Verspreiding en habitat

angiosperms: terrestrische, aquatische of epifyten. Ze bevinden zich over de hele planeet, voornamelijk in de Amerikaanse tropen en in de Amazone..

naaktzadigen: land. Ze bevinden zich in het tropische deel van de planeet en in de gematigde zones van beide hemisferen.

Voorbeelden

angiosperms: Ceder, cica, ginkgo biloba, grenen en redwood.

naaktzadigen: avocado, chrysanthemum, cherimoya, zonnebloem en magnolia.

Reproductieve verschillen tussen angiospermen en gymnospermen

Reproductieve structuren

angiosperms: de bloemen.

naaktzadigen: de strobili.

Levenscyclus

angiosperms: vaak seizoensgebonden.

naaktzadigen: eeuwigdurend.

Reproductief systeem

angiosperms: Het voortplantingssysteem bevindt zich in unisex- of biseksuele bloemen.

naaktzadigen: is het voortplantingssysteem unisexueel en met kegels, ananas of strobilus.

gametofitos

angiosperms: erg klein, de mannelijke 2-3 cellen, het vrouwelijke van 8 cellen of minder.

naaktzadigen: mannelijk gevormd door verschillende cellen, de vrouwelijke is meercellig, weinig verminderd.

Mannelijke gameten

angiosperms: geen gameten zijn aanwezig, alleen spermatische kernen.

naaktzadigen: ze zijn flagellated en mobiel.

bevruchting

angiosperms: dubbele bevruchting optreedt, vaak door syncopegamie en afwezig archegonium.

naaktzadigen: Bevruchting is eenvoudig, syncopegamie of zoidiogamie en archegonia is aanwezig.

eierkiem

angiosperms: bitegmico, met twee integumenten, ingesloten in een eierstok.

naaktzadigen: unitégmico, met een enkele tegument, naakt.

zaden

angiosperms: ze worden beschermd binnen een vrucht. Ze presenteren een of twee zaadlobben.

naaktzadigen: het zaad is naakt, verstoken van een beschermende structuur. Ze presenteren talrijke zaadlobben.

bloem

angiosperms: in wezen hermafrodiete bloemen.

naaktzadigen: uniseksueel.

schutbladeren

angiosperms: bloem bracteada (met 1 of 2 profilos) en met bloemdek samengesteld uit bloembladen en kelkblaadjes.

naaktzadigen: bloem bracteada van het type acclamídeas, zonder bloemdek.

bestuiving

angiosperms: normaal gesproken door zoofilie (transportmiddel zijn de dieren). Indirect: stuifmeel wordt gevangen door stigma.

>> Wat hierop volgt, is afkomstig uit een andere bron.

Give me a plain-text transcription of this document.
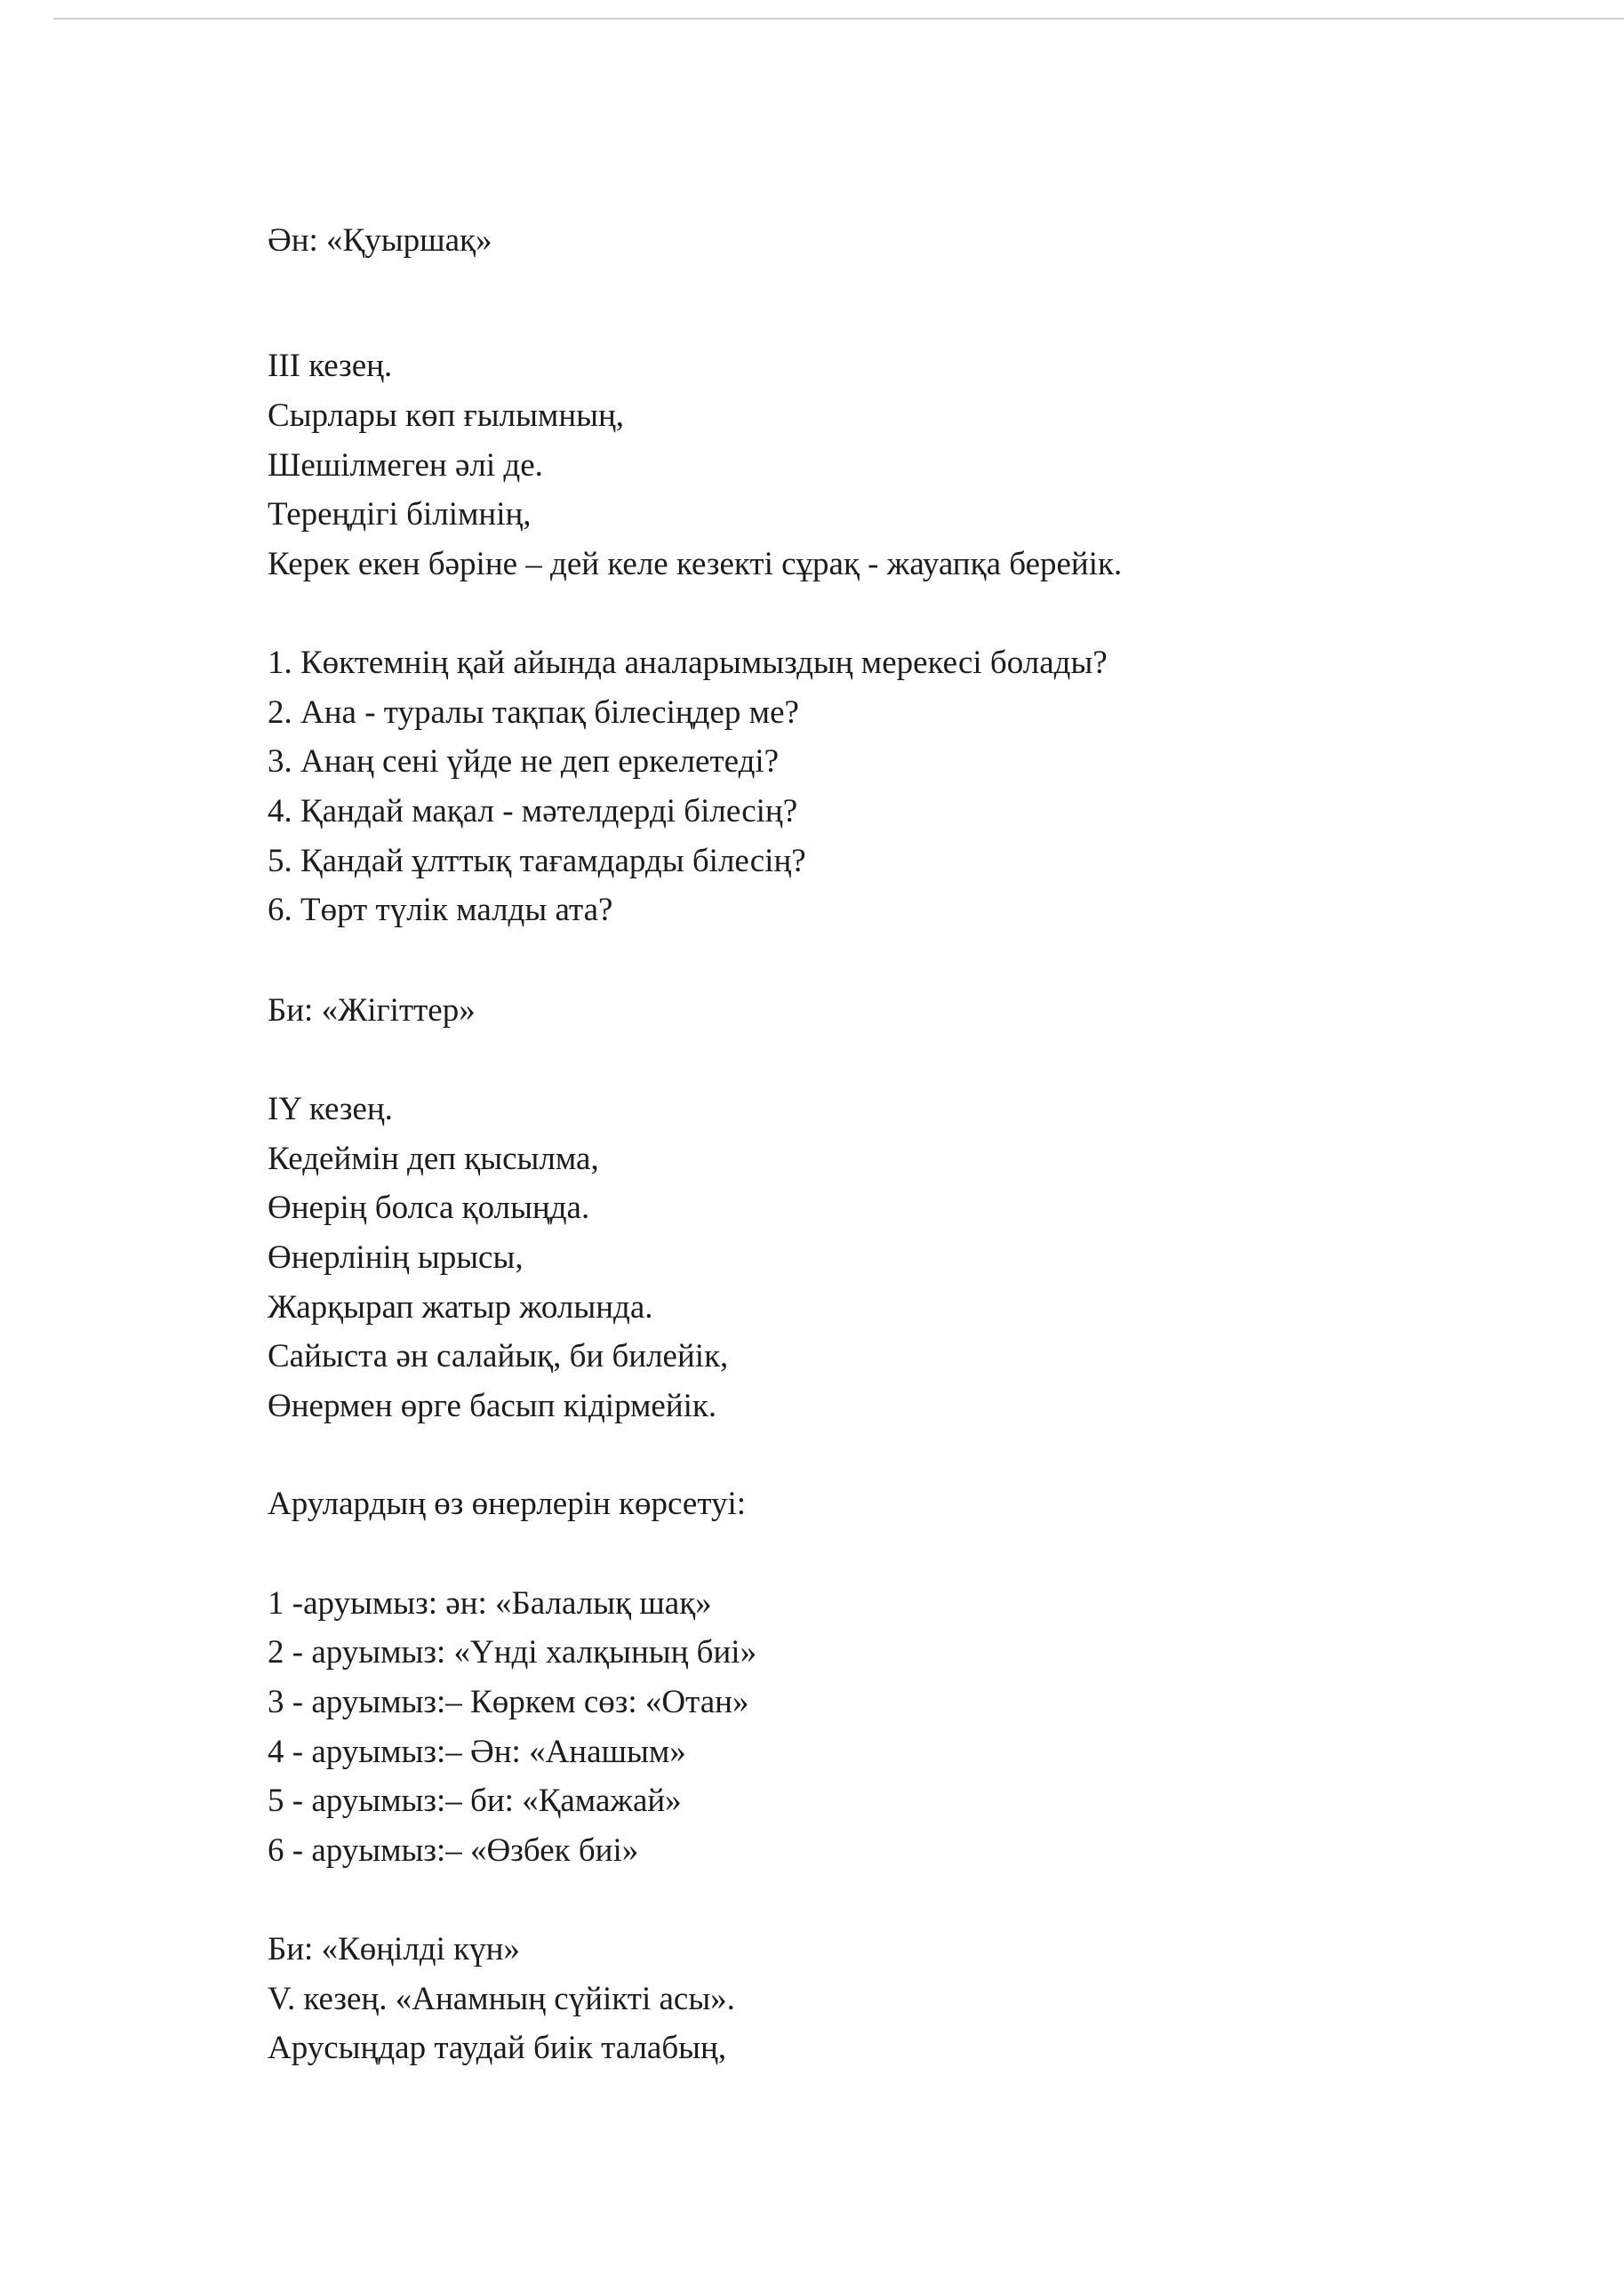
Ән: «Қуыршақ»
III кезең.
Сырлары көп ғылымның,
Шешілмеген әлі де.
Тереңдігі білімнің,
Керек екен бәріне – дей келе кезекті сұрақ - жауапқа берейік.
1. Көктемнің қай айында аналарымыздың мерекесі болады?
2. Ана - туралы тақпақ білесіңдер ме?
3. Анаң сені үйде не деп еркелетеді?
4. Қандай мақал - мәтелдерді білесің?
5. Қандай ұлттық тағамдарды білесің?
6. Төрт түлік малды ата?
Би: «Жігіттер»
IY кезең.
Кедеймін деп қысылма,
Өнерің болса қолыңда.
Өнерлінің ырысы,
Жарқырап жатыр жолында.
Сайыста ән салайық, би билейік,
Өнермен өрге басып кідірмейік.
Арулардың өз өнерлерін көрсетуі:
1 -аруымыз: ән: «Балалық шақ»
2 - аруымыз: «Үнді халқының биі»
3 - аруымыз:– Көркем сөз: «Отан»
4 - аруымыз:– Ән: «Анашым»
5 - аруымыз:– би: «Қамажай»
6 - аруымыз:– «Өзбек биі»
Би: «Көңілді күн»
V. кезең. «Анамның сүйікті асы».
Арусыңдар таудай биік талабың,
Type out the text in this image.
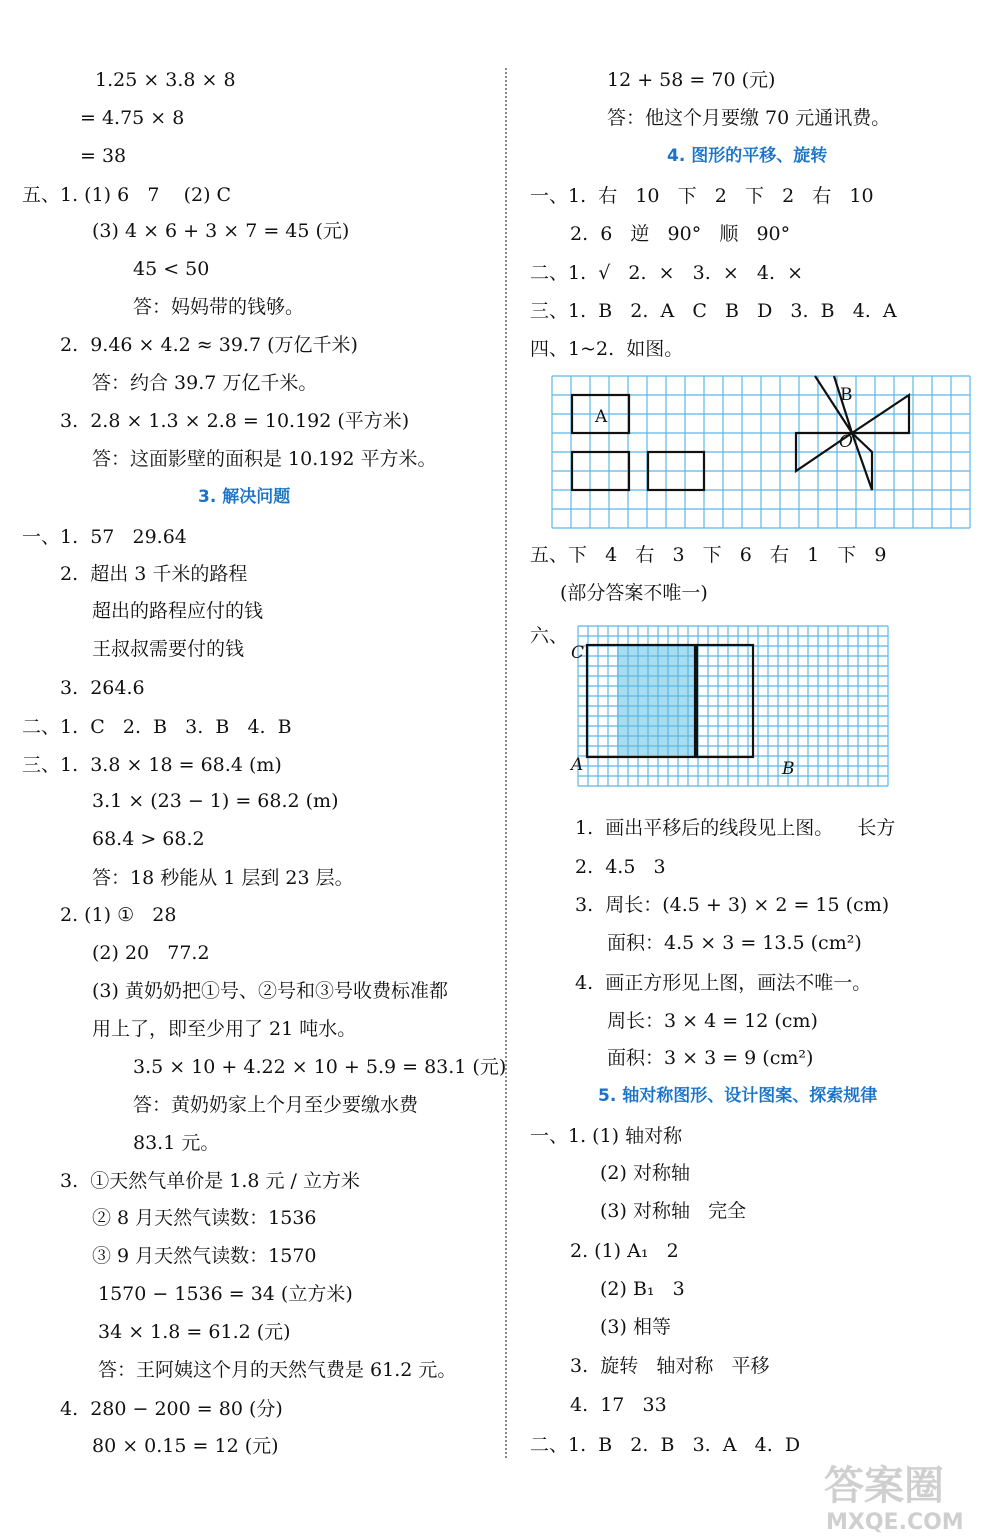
1.25 × 3.8 × 8
= 4.75 × 8
= 38
五、1. (1) 6   7    (2) C
(3) 4 × 6 + 3 × 7 = 45 (元)
45 < 50
答：妈妈带的钱够。
2.  9.46 × 4.2 ≈ 39.7 (万亿千米)
答：约合 39.7 万亿千米。
3.  2.8 × 1.3 × 2.8 = 10.192 (平方米)
答：这面影壁的面积是 10.192 平方米。
一、1.  57   29.64
2.  超出 3 千米的路程
超出的路程应付的钱
王叔叔需要付的钱
3.  264.6
二、1.  C   2.  B   3.  B   4.  B
三、1.  3.8 × 18 = 68.4 (m)
3.1 × (23 − 1) = 68.2 (m)
68.4 > 68.2
答：18 秒能从 1 层到 23 层。
2. (1) ①   28
(2) 20   77.2
(3) 黄奶奶把①号、②号和③号收费标准都
用上了，即至少用了 21 吨水。
3.5 × 10 + 4.22 × 10 + 5.9 = 83.1 (元)
答：黄奶奶家上个月至少要缴水费
83.1 元。
3.  ①天然气单价是 1.8 元 / 立方米
② 8 月天然气读数：1536
③ 9 月天然气读数：1570
1570 − 1536 = 34 (立方米)
34 × 1.8 = 61.2 (元)
答：王阿姨这个月的天然气费是 61.2 元。
4.  280 − 200 = 80 (分)
80 × 0.15 = 12 (元)
12 + 58 = 70 (元)
答：他这个月要缴 70 元通讯费。
一、1.  右   10   下   2   下   2   右   10
2.  6   逆   90°   顺   90°
二、1.  √   2.  ×   3.  ×   4.  ×
三、1.  B   2.  A   C   B   D   3.  B   4.  A
四、1~2.  如图。
五、下   4   右   3   下   6   右   1   下   9
(部分答案不唯一)
六、
1.  画出平移后的线段见上图。    长方
2.  4.5   3
3.  周长：(4.5 + 3) × 2 = 15 (cm)
面积：4.5 × 3 = 13.5 (cm²)
4.  画正方形见上图，画法不唯一。
周长：3 × 4 = 12 (cm)
面积：3 × 3 = 9 (cm²)
一、1. (1) 轴对称
(2) 对称轴
(3) 对称轴   完全
2. (1) A₁   2
(2) B₁   3
(3) 相等
3.  旋转   轴对称   平移
4.  17   33
二、1.  B   2.  B   3.  A   4.  D
3. 解决问题
4. 图形的平移、旋转
5. 轴对称图形、设计图案、探索规律
A
B
O
C
A	B
答案圈
MXQE.COM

naaktzadigen: voor anemofilie (transportmiddel is de wind). Direct, stuifmeel wordt gevangen door de zaadknop.

Dispersie-eenheid

angiosperms: de vrucht (zaad omringd door de carpelmuur).

naaktzadigen: het zaad is naakt of hoogst gegroepeerd in pseudo-fruit, de eicel wordt blootgesteld aan de lucht.

Seksuele reproductie

angiosperms: snel.

naaktzadigen: erg traag.

referenties

  1. Angiospermas (2015) BioEnciclopedia. Hersteld in: bioenciclopedia.com
  2. Jimenez Mateo (2008) CFGM Bosbouw en natuurbeheer Natuurlijke omgeving Agrotechnologie (plantkunde). 12 p. Hersteld bij: educarm.es
  3. Garrido Gómez Rocío en Fernández Weigand Guillermo (2018) Planten van het plantenrijk en de zaadplanten. Nomen Plantor ® teruggeplaatst van: botanipedia.org
  4. Gymnosperms (2015) BioEnciclopedia. Hersteld in: bioenciclopedia.com
  5. Lindorf, H., De Parisca, L., Rodríguez, P. (1991). Plantkunde: classificatie, structuur en reproductie. Tweede editie. Centrale Universiteit van Venezuela. Edities van de bibliotheek. Caracas.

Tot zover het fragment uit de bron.